O Rio de Janeiro é um ponto fora da curva, considerando que, em vários estados, os crimes virtuais estão substituindo as modalidades tradicionais. No RJ, tudo cresceu em 2024. Esses crimes impactam fortemente a sensação de segurança da população. Roubos de celular, motos, carros ou relógios atingem milhares. Além disso, é brutal a diferença de incidência desses crimes quando se comparam as áreas abastadas às pobres da cidade. Um exemplo: foram registrados roubos de 3.247 na Pavuna e 19 em Copacabana.
As populações mais pobres são as mais afetadas pelos roubos e furtos. Os crimes patrimoniais descontrolados, como observamos no Rio de Janeiro em 2024, são o combustível mais explosivo para alimentar sentimentos de revolta, vingança e apoio a políticas de endurecimento policial e penal.
Letalidade diminui e desaparecidos aumentam
O registro de desaparecimentos atingiu um patamar inédito em 2024, ultrapassando os 6 mil; é o maior registro desde 2015. A categoria geral “desaparecidos” abarca desde homicídio com ocultação de cadáver, rapto, sequestro, tráfico humano, até idosos com Alzheimer, portadores de doenças mentais, crianças que se perdem nas ruas, adultos deliberadamente desaparecidos ou ainda fuga de crianças e adolescentes devido a conflitos familiares. É um fenômeno multifatorial que requer estudos, identificação de dinâmicas e políticas públicas igualmente especializadas.

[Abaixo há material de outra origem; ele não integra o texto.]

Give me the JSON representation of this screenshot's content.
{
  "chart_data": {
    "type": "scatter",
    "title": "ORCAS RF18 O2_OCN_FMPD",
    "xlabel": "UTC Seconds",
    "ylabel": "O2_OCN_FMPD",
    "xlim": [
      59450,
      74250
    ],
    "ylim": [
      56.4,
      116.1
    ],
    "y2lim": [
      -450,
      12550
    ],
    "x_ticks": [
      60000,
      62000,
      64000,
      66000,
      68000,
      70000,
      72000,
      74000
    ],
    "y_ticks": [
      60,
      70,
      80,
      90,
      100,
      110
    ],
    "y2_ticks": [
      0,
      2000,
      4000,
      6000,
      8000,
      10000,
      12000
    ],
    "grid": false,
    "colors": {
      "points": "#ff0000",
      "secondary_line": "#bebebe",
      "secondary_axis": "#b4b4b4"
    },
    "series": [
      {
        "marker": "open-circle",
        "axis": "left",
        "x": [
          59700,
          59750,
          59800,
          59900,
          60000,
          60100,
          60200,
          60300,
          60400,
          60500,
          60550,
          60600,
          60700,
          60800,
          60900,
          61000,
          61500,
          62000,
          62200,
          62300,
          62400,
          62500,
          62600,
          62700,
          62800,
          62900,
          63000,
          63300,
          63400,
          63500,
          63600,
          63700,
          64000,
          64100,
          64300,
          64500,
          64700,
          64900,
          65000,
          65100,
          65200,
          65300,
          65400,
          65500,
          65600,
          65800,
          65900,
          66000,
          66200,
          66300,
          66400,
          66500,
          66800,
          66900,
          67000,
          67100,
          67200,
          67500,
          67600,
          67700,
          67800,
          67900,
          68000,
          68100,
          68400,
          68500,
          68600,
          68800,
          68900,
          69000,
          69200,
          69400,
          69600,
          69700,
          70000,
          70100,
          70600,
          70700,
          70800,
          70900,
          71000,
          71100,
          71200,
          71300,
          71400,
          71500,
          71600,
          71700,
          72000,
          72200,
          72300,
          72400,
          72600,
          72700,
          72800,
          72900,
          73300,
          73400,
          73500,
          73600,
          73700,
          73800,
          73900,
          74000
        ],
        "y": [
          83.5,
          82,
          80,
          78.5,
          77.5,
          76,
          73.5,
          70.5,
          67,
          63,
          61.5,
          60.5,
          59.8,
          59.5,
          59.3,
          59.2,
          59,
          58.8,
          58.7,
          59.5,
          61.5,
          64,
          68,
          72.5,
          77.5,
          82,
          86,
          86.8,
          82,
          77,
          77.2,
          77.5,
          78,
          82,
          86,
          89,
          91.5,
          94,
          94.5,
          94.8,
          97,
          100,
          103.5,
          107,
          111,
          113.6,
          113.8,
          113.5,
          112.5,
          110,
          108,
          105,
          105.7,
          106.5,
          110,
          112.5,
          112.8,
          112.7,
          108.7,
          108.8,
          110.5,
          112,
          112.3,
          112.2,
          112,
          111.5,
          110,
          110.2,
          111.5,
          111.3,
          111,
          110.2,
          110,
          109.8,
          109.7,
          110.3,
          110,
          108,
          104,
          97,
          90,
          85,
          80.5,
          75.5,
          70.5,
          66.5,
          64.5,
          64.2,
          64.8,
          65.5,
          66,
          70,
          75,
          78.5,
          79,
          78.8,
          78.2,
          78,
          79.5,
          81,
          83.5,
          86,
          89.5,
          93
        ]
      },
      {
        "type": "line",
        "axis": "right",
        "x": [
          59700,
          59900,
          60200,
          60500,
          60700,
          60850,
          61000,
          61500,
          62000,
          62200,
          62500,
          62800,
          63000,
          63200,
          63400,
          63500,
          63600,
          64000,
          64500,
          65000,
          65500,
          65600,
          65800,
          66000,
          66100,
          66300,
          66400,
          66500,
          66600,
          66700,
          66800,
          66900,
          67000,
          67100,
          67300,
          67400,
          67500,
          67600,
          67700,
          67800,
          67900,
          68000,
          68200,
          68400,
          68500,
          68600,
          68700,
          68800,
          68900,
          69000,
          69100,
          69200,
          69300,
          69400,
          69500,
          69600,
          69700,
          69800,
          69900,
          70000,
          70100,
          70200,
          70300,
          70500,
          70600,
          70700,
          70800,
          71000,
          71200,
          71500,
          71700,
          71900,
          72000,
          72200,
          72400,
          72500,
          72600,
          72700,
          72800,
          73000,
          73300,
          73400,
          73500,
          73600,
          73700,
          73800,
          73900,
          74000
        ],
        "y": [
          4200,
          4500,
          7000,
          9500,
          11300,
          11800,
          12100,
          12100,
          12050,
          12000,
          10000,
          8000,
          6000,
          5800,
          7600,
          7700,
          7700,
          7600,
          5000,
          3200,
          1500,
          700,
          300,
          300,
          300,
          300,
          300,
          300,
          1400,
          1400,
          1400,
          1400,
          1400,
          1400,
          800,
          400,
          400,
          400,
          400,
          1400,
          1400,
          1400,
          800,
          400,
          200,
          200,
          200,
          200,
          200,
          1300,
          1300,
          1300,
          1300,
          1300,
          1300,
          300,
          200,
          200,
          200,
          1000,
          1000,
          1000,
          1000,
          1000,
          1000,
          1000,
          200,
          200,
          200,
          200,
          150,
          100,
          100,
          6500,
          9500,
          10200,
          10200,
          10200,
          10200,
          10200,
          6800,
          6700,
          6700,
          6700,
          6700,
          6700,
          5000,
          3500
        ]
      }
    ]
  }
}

O aumento inexplicável dos desaparecimentos sem que o governo apresente uma única ponderação sobre a existência ou não de correlação com a redução da letalidade violenta é chocante. O governo do estado deve um estudo sobre o que está atrás desses números tão altos: categorias, perfil das vítimas (sexo, idade, local de moradia, tempo de desaparecimento etc.) e correlação entre registros de desaparecidos e pessoas encontradas. O ISP deve um dossiê ao Rio e ao Brasil.